A helper type that describes the contents of SMomentModels.

Fields

• reaction_idx::Int64

• direction::Int64

• lb::Float64

• ub::Float64

• capacity_required::Float64

bounds(model::SMomentModel) -> Tuple{Vector{Float64}, Vector{Float64}}

Return the variable bounds for SMomentModel.

coupling(model::SMomentModel) -> Any

Return the coupling of SMomentModel. That combines the coupling of the wrapped model, coupling for split reactions, and the coupling for the total enzyme capacity.

coupling_bounds(model::SMomentModel) -> Tuple{Any, Any}

The coupling bounds for SMomentModel (refer to coupling for details).

n_coupling_constraints(model::SMomentModel) -> Any

Count the coupling constraints in SMomentModel (refer to coupling for details).

n_reactions(model::SMomentModel) -> Int64

The number of reactions (including split ones) in SMomentModel.

objective(model::SMomentModel) -> Any

Reconstruct an objective of the SMomentModel.
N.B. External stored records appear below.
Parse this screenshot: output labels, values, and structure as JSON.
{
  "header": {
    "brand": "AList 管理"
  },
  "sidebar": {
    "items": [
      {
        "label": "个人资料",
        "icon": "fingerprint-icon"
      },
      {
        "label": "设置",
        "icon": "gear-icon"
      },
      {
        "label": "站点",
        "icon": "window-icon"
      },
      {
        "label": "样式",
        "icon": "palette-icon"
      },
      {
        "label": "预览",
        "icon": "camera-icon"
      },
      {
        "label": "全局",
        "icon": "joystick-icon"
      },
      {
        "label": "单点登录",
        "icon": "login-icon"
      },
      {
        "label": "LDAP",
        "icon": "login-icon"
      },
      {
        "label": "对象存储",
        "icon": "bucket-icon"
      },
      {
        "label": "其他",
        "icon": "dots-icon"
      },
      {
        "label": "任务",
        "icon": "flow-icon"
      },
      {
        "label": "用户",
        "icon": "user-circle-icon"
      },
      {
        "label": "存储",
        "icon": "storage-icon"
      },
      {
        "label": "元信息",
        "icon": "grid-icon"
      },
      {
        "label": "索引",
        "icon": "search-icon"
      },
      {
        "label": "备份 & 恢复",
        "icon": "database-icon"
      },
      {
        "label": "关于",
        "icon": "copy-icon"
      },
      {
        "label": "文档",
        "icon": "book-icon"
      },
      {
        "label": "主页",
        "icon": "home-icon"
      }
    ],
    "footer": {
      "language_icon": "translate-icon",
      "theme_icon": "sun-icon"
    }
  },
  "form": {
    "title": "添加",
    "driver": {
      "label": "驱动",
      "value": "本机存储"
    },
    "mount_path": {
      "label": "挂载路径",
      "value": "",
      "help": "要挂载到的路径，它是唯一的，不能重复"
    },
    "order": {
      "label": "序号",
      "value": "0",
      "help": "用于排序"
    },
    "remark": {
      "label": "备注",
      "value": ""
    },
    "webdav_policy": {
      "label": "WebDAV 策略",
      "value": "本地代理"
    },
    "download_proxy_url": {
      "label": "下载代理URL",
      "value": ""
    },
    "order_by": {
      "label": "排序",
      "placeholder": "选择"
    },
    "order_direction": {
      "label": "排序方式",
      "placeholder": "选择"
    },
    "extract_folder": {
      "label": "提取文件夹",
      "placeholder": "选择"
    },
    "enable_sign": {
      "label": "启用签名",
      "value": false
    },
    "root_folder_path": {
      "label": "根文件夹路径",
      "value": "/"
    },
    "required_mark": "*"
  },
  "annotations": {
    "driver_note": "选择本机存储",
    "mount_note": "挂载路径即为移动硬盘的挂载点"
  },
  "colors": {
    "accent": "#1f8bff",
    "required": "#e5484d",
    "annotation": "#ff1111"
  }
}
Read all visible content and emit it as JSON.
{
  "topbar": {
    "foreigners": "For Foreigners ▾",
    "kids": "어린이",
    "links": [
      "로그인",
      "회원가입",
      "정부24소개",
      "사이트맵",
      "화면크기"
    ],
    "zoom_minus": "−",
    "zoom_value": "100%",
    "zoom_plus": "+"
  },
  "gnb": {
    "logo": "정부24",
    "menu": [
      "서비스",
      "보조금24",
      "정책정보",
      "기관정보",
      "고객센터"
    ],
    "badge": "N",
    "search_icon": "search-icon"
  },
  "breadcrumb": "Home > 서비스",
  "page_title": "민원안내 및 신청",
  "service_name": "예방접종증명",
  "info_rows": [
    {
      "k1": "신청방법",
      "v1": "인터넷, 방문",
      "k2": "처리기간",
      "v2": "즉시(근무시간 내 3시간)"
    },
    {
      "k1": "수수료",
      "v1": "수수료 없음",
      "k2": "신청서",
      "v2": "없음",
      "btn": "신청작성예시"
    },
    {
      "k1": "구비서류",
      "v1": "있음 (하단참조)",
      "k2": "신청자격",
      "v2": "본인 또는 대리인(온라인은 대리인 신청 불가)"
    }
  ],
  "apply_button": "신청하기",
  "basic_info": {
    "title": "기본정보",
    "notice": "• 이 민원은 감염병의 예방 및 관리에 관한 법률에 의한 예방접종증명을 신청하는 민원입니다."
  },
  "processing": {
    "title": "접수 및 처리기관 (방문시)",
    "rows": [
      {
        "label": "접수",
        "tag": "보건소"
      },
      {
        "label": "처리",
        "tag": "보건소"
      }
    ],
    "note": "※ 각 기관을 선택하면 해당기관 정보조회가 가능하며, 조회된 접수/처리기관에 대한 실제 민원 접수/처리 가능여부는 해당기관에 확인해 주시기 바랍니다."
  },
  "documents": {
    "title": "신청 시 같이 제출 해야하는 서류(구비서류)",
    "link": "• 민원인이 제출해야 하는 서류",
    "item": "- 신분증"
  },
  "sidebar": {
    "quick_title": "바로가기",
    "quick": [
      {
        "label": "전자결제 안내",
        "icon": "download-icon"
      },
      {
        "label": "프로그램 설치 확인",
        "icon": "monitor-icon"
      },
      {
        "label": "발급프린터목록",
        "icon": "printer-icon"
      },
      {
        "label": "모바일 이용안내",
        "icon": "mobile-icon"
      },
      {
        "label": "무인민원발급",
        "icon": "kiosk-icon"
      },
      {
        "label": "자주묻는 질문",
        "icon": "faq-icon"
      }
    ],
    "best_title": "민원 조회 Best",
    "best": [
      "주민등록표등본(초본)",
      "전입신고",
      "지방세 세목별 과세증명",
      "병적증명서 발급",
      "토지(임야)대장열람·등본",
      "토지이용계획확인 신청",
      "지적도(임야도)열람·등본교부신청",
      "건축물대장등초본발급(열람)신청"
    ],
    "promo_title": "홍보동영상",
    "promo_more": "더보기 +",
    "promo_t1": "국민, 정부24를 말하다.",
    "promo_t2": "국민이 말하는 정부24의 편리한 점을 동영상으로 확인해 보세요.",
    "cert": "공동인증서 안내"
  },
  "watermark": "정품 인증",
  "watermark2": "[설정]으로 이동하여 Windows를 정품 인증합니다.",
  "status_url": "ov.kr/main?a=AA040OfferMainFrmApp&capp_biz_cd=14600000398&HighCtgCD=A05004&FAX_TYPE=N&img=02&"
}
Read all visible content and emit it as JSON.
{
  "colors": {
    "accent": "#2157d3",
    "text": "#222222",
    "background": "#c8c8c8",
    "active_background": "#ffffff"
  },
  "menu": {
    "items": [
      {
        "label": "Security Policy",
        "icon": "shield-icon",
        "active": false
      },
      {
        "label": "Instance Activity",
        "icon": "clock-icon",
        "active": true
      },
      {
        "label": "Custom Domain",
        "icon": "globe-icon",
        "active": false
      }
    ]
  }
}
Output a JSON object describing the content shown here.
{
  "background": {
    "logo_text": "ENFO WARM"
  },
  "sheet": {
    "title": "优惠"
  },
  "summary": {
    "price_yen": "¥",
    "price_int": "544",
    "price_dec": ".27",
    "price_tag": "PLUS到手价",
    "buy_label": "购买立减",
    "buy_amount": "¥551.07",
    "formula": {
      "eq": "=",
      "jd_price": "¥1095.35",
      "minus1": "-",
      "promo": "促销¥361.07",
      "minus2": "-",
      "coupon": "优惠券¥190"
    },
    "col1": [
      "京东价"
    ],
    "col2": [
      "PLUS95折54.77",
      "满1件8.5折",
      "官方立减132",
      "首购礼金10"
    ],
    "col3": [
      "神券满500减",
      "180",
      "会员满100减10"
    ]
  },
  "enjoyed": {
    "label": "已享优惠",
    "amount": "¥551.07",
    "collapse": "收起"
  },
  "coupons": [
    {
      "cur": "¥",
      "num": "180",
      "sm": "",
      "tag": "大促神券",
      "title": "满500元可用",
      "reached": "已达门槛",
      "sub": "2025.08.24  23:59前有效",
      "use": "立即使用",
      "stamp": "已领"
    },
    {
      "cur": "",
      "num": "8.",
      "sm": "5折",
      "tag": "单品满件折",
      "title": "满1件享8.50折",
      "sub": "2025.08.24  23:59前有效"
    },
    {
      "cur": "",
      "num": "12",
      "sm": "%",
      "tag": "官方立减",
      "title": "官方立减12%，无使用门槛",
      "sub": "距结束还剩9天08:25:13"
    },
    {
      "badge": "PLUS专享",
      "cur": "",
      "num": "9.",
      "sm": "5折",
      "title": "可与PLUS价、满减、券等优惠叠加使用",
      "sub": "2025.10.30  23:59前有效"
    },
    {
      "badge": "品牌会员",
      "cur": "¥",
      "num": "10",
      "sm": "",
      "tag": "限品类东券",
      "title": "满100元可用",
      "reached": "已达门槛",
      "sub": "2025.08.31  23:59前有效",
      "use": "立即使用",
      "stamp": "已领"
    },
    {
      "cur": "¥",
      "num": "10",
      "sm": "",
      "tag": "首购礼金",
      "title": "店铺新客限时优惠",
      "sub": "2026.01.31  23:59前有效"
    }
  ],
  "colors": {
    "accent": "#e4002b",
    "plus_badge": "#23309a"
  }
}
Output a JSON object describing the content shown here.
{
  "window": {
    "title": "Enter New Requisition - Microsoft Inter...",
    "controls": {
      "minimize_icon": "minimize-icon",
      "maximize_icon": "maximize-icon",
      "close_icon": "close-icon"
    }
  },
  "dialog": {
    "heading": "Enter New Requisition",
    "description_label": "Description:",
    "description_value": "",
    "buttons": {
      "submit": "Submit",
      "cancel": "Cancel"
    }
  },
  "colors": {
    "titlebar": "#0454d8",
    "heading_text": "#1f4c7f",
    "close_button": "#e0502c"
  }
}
reaction_flux(model::SMomentModel) -> Any

Get the mapping of the reaction rates in SMomentModel to the original fluxes in the wrapped model.

reactions(model::SMomentModel) -> Vector

Returns the internal reactions in a SMomentModel (these may be split to forward- and reverse-only parts; reactions IDs are mangled accordingly with suffixes).

stoichiometry(model::SMomentModel) -> Any

Return a stoichiometry of the SMomentModel. The enzymatic reactions are split into unidirectional forward and reverse ones.